I was also struck by the image conjured of the shady dealings at the beginnings of the NWA. But this is the wrestling world, and it's awfully easy to see the b&w version of things: that Vince McMahon marched around the territories crushing ruthlessly every organization in his path. Corporate heel to the NWA's face. To read about the backroom meeting of all the 'bosses' complicates the situation- who to root for if everyone's lying, cheating, and backstabbing to get to the top?
But then, we're talking about the history of a corporation, not an entertainment act, right? Sometimes I lose track, especially with the dramatic narratives of Assael and Mooneyman.
I almost made the mistake of skipping the intro and heading straight into the first chapter (something of a bad habit, I guess). The intro really does set a somber mood for the book. There is the idea that wrestling has evolved into a kind of business and drama that its forefathers had not originally conceived.

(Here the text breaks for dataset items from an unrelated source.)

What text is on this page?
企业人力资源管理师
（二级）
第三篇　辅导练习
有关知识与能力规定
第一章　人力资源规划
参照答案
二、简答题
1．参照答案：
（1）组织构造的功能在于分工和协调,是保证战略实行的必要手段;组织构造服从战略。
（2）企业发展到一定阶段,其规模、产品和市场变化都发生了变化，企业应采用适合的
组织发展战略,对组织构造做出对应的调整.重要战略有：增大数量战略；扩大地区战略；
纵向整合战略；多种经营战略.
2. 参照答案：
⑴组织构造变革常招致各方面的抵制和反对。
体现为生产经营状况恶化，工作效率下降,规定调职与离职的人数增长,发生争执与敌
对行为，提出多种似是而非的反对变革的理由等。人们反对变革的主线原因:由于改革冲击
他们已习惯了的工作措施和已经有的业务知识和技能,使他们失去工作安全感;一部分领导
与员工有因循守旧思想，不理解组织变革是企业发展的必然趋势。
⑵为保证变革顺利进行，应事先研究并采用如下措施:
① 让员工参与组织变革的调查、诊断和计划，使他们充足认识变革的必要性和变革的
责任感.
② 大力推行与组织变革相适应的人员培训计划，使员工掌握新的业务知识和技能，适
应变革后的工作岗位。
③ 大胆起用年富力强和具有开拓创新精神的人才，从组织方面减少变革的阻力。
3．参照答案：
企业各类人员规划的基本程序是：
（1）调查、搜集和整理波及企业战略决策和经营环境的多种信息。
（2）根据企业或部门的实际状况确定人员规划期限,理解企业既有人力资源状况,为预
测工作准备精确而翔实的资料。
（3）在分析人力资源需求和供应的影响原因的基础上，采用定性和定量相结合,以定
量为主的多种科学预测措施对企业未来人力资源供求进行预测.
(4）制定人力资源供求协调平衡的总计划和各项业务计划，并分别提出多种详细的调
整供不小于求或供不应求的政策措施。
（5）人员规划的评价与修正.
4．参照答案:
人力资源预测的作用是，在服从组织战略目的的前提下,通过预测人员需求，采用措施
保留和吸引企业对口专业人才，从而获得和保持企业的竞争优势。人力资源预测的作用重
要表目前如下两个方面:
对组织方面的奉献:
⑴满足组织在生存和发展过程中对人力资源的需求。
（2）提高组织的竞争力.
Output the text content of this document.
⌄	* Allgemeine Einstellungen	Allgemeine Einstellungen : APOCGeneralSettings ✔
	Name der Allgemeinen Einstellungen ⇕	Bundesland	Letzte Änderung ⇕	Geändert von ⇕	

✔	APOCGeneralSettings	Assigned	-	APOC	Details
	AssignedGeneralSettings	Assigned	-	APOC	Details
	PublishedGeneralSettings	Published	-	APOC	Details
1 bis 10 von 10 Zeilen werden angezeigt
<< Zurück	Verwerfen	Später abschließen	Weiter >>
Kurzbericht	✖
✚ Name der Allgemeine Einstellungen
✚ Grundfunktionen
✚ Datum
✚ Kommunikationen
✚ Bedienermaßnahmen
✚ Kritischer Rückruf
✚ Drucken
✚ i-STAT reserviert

Truly, the beginnings of the wrestling machine themselves appeared less than legitimate. After time, though, the product would take on a similar "shadiness".
WWE often portrays itself as lifting that shadiness from the production of pro wrestling, while others claim that WWE has done more to create that persona. You will see many WWE mentions of putting the lights on the crowd and taking wrestling from the dark arena to its modern spectacle.
I think the intro about Owen Hart is used to set the tone for the novel. It immediately delivers the reader the controvery that is expected by the title "Sex, Lies and Headlocks". I think that it is necessary to start the story from the territory era, but how interested would readers be after the 1st chapter. I even found myself just trying to get through the first chapter or two just so I could get to the more interesting can controversial parts of the story.